MADISON (WKOW) — A conservative law firm threatened to sue the Madison Metropolitan School District over an email sent to West High School families inviting them to participate in discussion of police brutality.
The email gave two links to video conferences for families to join: one for white parents and one for parents of color.
The Wisconsin Institute of Law and Liberty claimed that the email amounted to “racial segregation.”
A spokesperson for the school district called the email to families “poorly worded” but also said the separate links reflected MMSD’s use of the “Affinity Group Model.”
“The Affinity Group model is a well established method to provide opportunity for people who share a common identity to connect with other people who share aspects of their identity, especially in a situation where they feel their identity is marginalized,” the district spokesperson said.
WILL sent a letter to the district’s superintendent, Dr. Carlton Jenkins, Monday laying out their complaints against the use of separate video conferences for families based on race.
“Madison West’s justifications for racial segregation are indistinguishable
from the segregationists of the 1950s,” the letter said. “These arguments are no different from those advanced by the proponents of Jim Crow.”
BTW, I’d never heard of an “Affinity Group” before, so I turned to good ol’ DuckDuckGo. It appears to be a concept that comes out of the anarchist movement.

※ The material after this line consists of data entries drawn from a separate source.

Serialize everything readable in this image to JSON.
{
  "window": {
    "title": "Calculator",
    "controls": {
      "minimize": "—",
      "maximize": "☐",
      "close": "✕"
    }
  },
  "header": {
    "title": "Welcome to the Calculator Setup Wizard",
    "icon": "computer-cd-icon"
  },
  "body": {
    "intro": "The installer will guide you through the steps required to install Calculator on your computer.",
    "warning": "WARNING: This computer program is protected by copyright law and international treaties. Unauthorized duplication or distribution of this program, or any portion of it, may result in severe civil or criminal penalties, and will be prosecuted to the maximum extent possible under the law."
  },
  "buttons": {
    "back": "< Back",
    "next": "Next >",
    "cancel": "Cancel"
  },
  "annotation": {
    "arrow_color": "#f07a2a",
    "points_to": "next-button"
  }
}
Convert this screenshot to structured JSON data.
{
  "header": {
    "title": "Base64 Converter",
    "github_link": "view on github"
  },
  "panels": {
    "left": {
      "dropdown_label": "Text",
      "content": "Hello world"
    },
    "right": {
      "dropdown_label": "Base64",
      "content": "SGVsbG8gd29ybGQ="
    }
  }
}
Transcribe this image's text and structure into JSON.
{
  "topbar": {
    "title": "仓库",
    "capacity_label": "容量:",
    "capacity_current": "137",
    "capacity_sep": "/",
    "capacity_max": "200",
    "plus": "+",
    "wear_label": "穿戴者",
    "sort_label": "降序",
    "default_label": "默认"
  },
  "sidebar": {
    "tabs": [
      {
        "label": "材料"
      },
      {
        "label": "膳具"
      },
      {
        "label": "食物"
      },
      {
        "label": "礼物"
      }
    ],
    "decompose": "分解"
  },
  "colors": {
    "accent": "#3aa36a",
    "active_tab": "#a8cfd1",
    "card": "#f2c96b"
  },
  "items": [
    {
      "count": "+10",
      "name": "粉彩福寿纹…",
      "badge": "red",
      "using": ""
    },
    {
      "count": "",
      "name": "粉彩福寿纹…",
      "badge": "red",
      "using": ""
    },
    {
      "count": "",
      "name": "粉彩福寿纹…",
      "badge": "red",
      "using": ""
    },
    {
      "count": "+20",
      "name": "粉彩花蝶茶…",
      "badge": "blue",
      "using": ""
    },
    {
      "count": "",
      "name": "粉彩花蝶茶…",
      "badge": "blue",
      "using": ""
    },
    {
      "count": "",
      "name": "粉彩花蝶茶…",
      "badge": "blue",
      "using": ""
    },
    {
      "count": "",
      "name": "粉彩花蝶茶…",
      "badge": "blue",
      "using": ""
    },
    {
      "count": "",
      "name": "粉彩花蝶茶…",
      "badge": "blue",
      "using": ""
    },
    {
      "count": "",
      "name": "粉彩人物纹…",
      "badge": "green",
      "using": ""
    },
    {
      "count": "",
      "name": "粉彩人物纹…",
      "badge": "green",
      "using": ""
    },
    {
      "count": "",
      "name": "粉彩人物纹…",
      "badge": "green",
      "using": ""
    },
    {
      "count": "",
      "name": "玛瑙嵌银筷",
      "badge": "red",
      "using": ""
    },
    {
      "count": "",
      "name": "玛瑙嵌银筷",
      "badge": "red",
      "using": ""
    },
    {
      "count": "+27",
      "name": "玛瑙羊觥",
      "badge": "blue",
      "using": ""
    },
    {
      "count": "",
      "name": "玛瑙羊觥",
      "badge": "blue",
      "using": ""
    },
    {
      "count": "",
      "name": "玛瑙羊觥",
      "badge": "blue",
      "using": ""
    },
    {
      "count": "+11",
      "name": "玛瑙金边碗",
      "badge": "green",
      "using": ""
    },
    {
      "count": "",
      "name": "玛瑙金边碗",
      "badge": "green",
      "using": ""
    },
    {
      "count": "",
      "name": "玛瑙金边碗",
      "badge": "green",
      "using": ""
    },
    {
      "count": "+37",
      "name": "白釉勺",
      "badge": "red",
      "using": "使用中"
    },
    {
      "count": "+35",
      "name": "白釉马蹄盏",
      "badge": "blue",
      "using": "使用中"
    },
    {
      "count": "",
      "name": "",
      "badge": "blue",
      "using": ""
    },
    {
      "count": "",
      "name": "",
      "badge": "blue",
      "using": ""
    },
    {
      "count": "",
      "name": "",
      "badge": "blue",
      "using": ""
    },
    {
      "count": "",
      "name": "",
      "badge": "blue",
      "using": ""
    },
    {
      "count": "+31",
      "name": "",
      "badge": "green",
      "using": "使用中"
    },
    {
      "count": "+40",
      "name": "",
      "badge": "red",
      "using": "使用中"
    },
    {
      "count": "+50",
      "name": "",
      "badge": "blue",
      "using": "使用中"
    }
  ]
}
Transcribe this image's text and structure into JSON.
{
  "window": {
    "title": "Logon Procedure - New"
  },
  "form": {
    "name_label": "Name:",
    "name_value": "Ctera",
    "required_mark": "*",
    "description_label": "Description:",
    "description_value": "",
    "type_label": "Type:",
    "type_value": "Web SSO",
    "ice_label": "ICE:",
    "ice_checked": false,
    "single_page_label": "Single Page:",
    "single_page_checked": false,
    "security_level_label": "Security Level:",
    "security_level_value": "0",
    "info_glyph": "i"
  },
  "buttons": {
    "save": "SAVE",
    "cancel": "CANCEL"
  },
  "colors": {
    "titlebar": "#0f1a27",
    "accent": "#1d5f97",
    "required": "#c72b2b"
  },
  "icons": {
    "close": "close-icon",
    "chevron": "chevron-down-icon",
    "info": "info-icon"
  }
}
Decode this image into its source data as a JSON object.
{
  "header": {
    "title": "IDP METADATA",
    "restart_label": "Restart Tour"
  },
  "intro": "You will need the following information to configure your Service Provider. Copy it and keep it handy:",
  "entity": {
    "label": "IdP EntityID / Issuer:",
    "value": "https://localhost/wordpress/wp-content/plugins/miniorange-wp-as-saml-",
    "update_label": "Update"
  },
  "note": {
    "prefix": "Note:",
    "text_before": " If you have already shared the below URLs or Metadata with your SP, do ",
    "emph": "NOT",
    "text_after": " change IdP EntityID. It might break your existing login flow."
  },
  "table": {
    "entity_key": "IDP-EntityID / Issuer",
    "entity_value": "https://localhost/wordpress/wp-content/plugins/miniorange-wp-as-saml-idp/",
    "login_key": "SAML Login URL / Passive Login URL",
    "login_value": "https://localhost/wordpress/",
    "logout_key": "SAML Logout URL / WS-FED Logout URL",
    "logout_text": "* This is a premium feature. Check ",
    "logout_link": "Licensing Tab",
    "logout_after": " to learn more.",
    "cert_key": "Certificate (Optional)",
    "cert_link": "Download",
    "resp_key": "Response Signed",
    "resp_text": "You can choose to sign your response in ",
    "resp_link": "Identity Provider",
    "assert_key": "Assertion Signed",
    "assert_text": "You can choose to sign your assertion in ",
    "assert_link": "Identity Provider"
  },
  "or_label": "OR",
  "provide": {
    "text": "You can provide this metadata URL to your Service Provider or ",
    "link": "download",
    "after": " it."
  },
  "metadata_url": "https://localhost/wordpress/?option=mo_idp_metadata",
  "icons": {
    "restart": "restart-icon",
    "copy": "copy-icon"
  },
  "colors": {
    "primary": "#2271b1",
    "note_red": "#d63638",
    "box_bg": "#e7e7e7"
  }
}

The affinity group is not only a vehicle for changing the world—like any good anarchist practice, it is also a model for alternative worlds, and a seed from which such worlds can grow. In an anarchist economy, decisions are not made by boards of directors, nor tasks carried out by masses of worker drones: affinity groups decide and act together. Indeed, the affinity group/cluster/spokescouncil model is simply another incarnation of the communes and workers’ councils that formed the backbone of earlier successful (however short-lived) anarchist revolutions.